OBJECTIVES: Idiopathic pulmonary fibrosis (IPF) is a chronic and debilitating disease with poor long-term prognosis and survival. When assessing the long-term effectiveness and cost-effectiveness of IPF treatments, it is necessary to model long-term survival since most patients are alive at the end of clinical trials. This study assessed the feasibility of modeling long-term survival in IPF using patient-level simulation based on IPF-specific mortality risk prediction models.

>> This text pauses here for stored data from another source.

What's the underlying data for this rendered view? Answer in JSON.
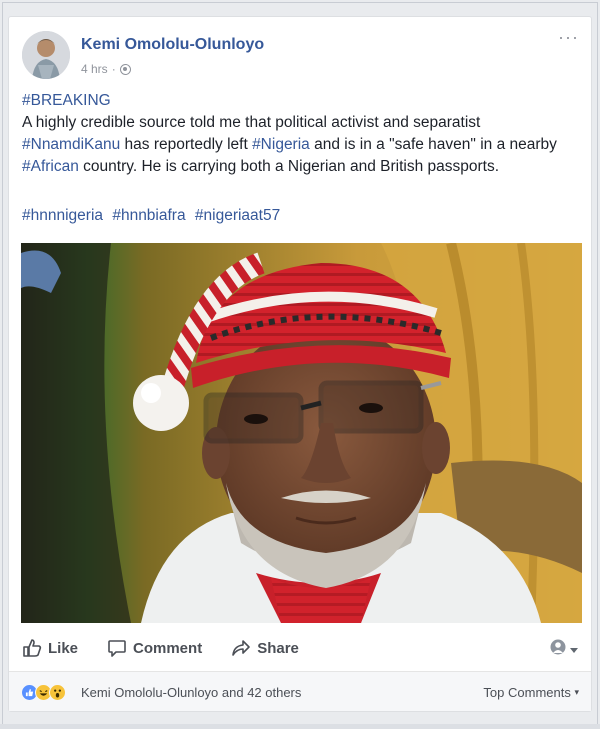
{
  "post": {
    "author": "Kemi Omololu-Olunloyo",
    "time": "4 hrs",
    "time_separator": "·",
    "more_label": "···",
    "heading": "#BREAKING",
    "body_1": "A highly credible source told me that political activist and separatist ",
    "tag_1": "#NnamdiKanu",
    "body_2": " has reportedly left ",
    "tag_2": "#Nigeria",
    "body_3": " and is in a \"safe haven\" in a nearby ",
    "tag_3": "#African",
    "body_4": " country. He is carrying both a Nigerian and British passports.",
    "hashtags": [
      "#hnnnigeria",
      "#hnnbiafra",
      "#nigeriaat57"
    ]
  },
  "actions": {
    "like": "Like",
    "comment": "Comment",
    "share": "Share"
  },
  "footer": {
    "reactors": "Kemi Omololu-Olunloyo and 42 others",
    "sort_label": "Top Comments"
  },
  "colors": {
    "link": "#365899",
    "like_blue": "#5890ff",
    "haha_yellow": "#f7c33a"
  },
  "icons": {
    "like": "thumbs-up-icon",
    "comment": "speech-bubble-icon",
    "share": "share-arrow-icon",
    "privacy": "globe-icon"
  }
}
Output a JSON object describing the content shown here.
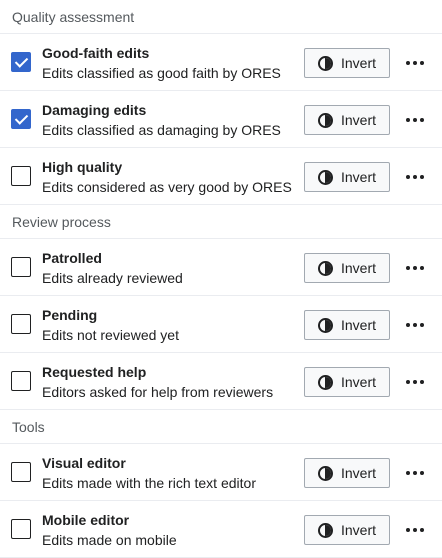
{
  "sections": [
    {
      "title": "Quality assessment",
      "items": [
        {
          "title": "Good-faith edits",
          "desc": "Edits classified as good faith by ORES",
          "checked": true
        },
        {
          "title": "Damaging edits",
          "desc": "Edits classified as damaging by ORES",
          "checked": true
        },
        {
          "title": "High quality",
          "desc": "Edits considered as very good by ORES",
          "checked": false
        }
      ]
    },
    {
      "title": "Review process",
      "items": [
        {
          "title": "Patrolled",
          "desc": "Edits already reviewed",
          "checked": false
        },
        {
          "title": "Pending",
          "desc": "Edits not reviewed yet",
          "checked": false
        },
        {
          "title": "Requested help",
          "desc": "Editors asked for help from reviewers",
          "checked": false
        }
      ]
    },
    {
      "title": "Tools",
      "items": [
        {
          "title": "Visual editor",
          "desc": "Edits made with the rich text editor",
          "checked": false
        },
        {
          "title": "Mobile editor",
          "desc": "Edits made on mobile",
          "checked": false
        }
      ]
    }
  ],
  "invert_label": "Invert",
  "icons": {
    "invert": "half-circle-icon",
    "more": "more-horizontal-icon",
    "check": "checkmark-icon"
  },
  "colors": {
    "accent": "#3366cc",
    "divider": "#eaecf0",
    "header_text": "#54595d"
  }
}
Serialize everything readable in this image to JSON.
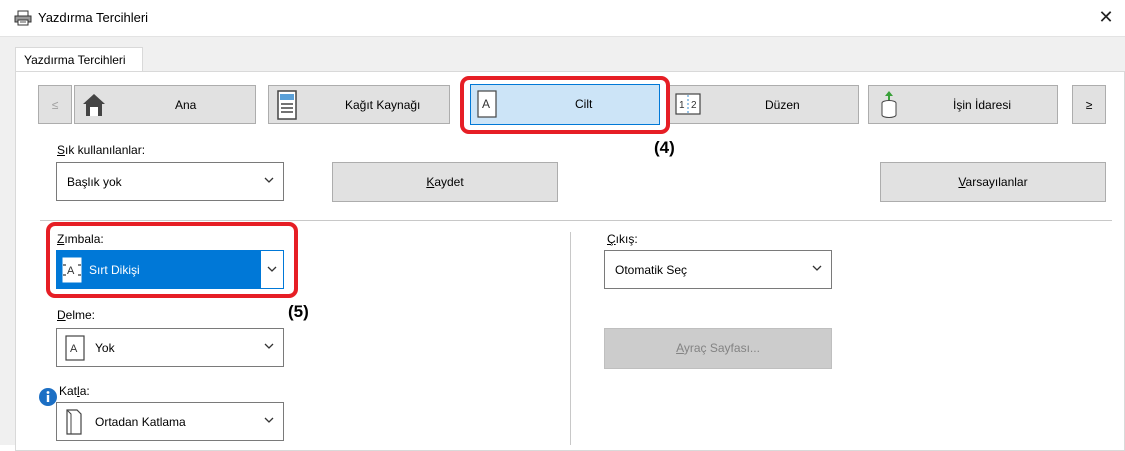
{
  "window": {
    "title": "Yazdırma Tercihleri",
    "close_icon": "close-icon"
  },
  "tab": {
    "label": "Yazdırma Tercihleri"
  },
  "nav": {
    "prev": "≤",
    "next": "≥",
    "items": [
      {
        "label": "Ana",
        "icon": "home-icon"
      },
      {
        "label": "Kağıt Kaynağı",
        "icon": "paper-tray-icon"
      },
      {
        "label": "Cilt",
        "icon": "page-icon",
        "active": true
      },
      {
        "label": "Düzen",
        "icon": "layout-icon",
        "icon_text": "1 2"
      },
      {
        "label": "İşin İdaresi",
        "icon": "job-stack-icon"
      }
    ]
  },
  "favorites": {
    "label": "Sık kullanılanlar:",
    "label_accel": "S",
    "label_rest": "ık kullanılanlar:",
    "value": "Başlık yok",
    "save_button": "Kaydet",
    "save_accel": "K",
    "save_rest": "aydet",
    "defaults_button": "Varsayılanlar",
    "defaults_accel": "V",
    "defaults_rest": "arsayılanlar"
  },
  "staple": {
    "label_accel": "Z",
    "label_rest": "ımbala:",
    "value": "Sırt Dikişi"
  },
  "punch": {
    "label_accel": "D",
    "label_rest": "elme:",
    "value": "Yok"
  },
  "fold": {
    "label_pre": "Kat",
    "label_accel": "l",
    "label_rest": "a:",
    "value": "Ortadan Katlama"
  },
  "output": {
    "label_accel": "Ç",
    "label_rest": "ıkış:",
    "value": "Otomatik Seç",
    "separator_button": "Ayraç Sayfası...",
    "separator_accel": "A",
    "separator_rest": "yraç Sayfası..."
  },
  "callouts": {
    "four": "(4)",
    "five": "(5)"
  },
  "colors": {
    "highlight": "#e61e25",
    "accent": "#0078d7",
    "active_tab_bg": "#cce4f7",
    "info": "#1c6fc4"
  }
}
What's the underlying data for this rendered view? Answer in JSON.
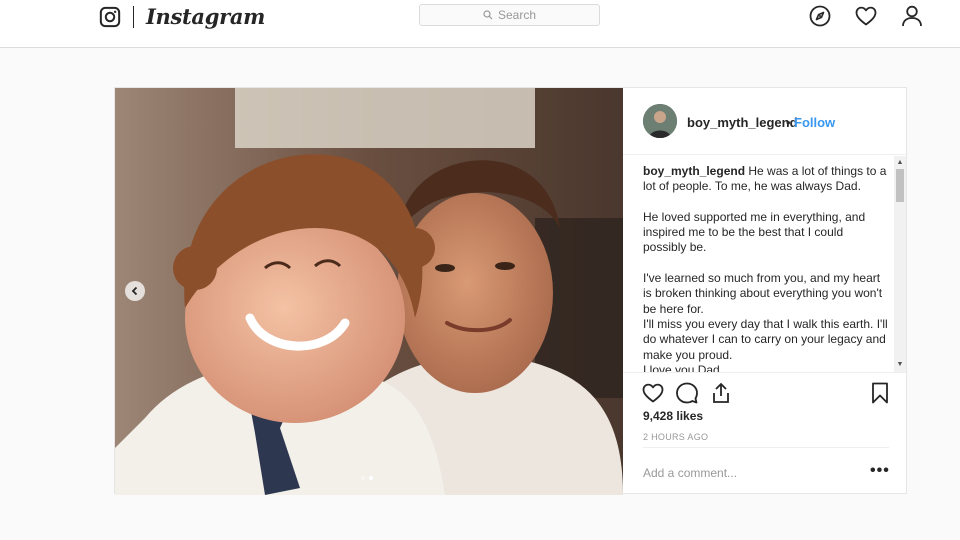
{
  "header": {
    "brand": "Instagram",
    "search_placeholder": "Search",
    "icons": [
      "instagram-glyph-icon",
      "search-icon",
      "compass-icon",
      "heart-icon",
      "profile-icon"
    ]
  },
  "post": {
    "username": "boy_myth_legend",
    "separator": "•",
    "follow_label": "Follow",
    "caption": {
      "username": "boy_myth_legend",
      "paragraphs": [
        "He was a lot of things to a lot of people. To me, he was always Dad.",
        "He loved supported me in everything, and inspired me to be the best that I could possibly be.",
        "I've learned so much from you, and my heart is broken thinking about everything you won't be here for.",
        "I'll miss you every day that I walk this earth. I'll do whatever I can to carry on your legacy and make you proud.",
        "I love you Dad."
      ]
    },
    "likes": "9,428 likes",
    "timestamp": "2 HOURS AGO",
    "comment_placeholder": "Add a comment...",
    "more_label": "•••",
    "carousel": {
      "count": 2,
      "active_index": 1
    },
    "action_icons": [
      "like-heart-icon",
      "comment-bubble-icon",
      "share-icon",
      "bookmark-icon"
    ]
  },
  "colors": {
    "background": "#fafafa",
    "border": "#dbdbdb",
    "link_blue": "#3897f0",
    "text": "#262626",
    "muted": "#999999"
  }
}
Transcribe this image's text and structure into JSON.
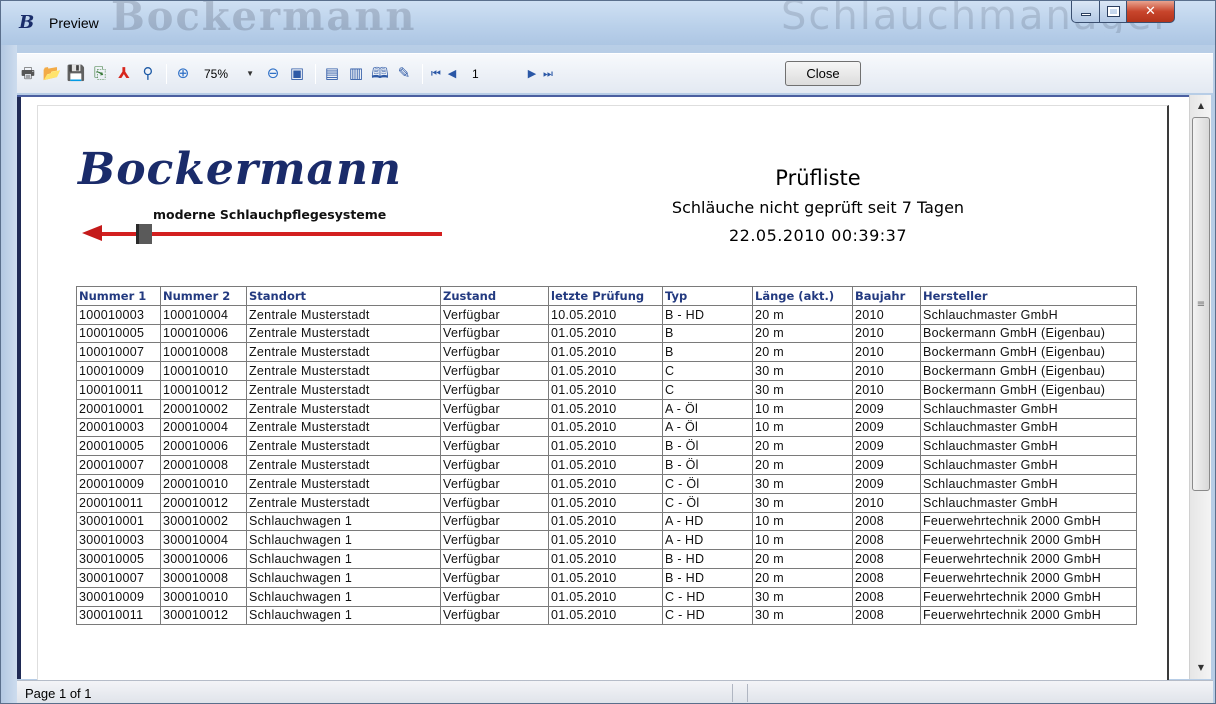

METHODS: We developed a patient-level simulation model to predict the natural history disease trajectories for patients with IPF based on published estimates of disease progression over time. The model produced patient-level trajectories for key clinical parameters and mortality risk predictors, including percent predicted forced vital capacity, percent predicted diffusing capacity of the lungs for carbon monoxide, 6-minute walk distance, and history of respiratory hospitalization, in 6-month increments over a lifetime time horizon. Mortality was estimated from patients’ disease trajectories using three different mortality risk prediction models: Gender-Age-Physiology (GAP), longitudinal GAP, and du Bois et al. Survival estimates were compared to long-term survival data from published trials and observational studies.

RESULTS: The predicted 2-, 5-, and 10-year predicted survival rates were 49%-86%, 14%-62%, and 1%-31%, respectively, with the highest estimates produced by the longitudinal GAP model and the lowest by the du Bois et al. model. Results also varied across the different GAP and longitudinal GAP model specifications (calculator, categorical or point index versions). Despite the considerable variation in long-term survival predictions, estimates lie within the wide range of long-term survival data from published clinical and observational studies.

CONCLUSIONS: Patient-level simulation informed by disease progression trajectories and mortality risk prediction models is a viable approach for predicting long-term survival in IPF. Further investigation and validation of long-term disease progression and mortality risk predictions are needed to increase the confidence in this modeling approach for use in health technology assessment.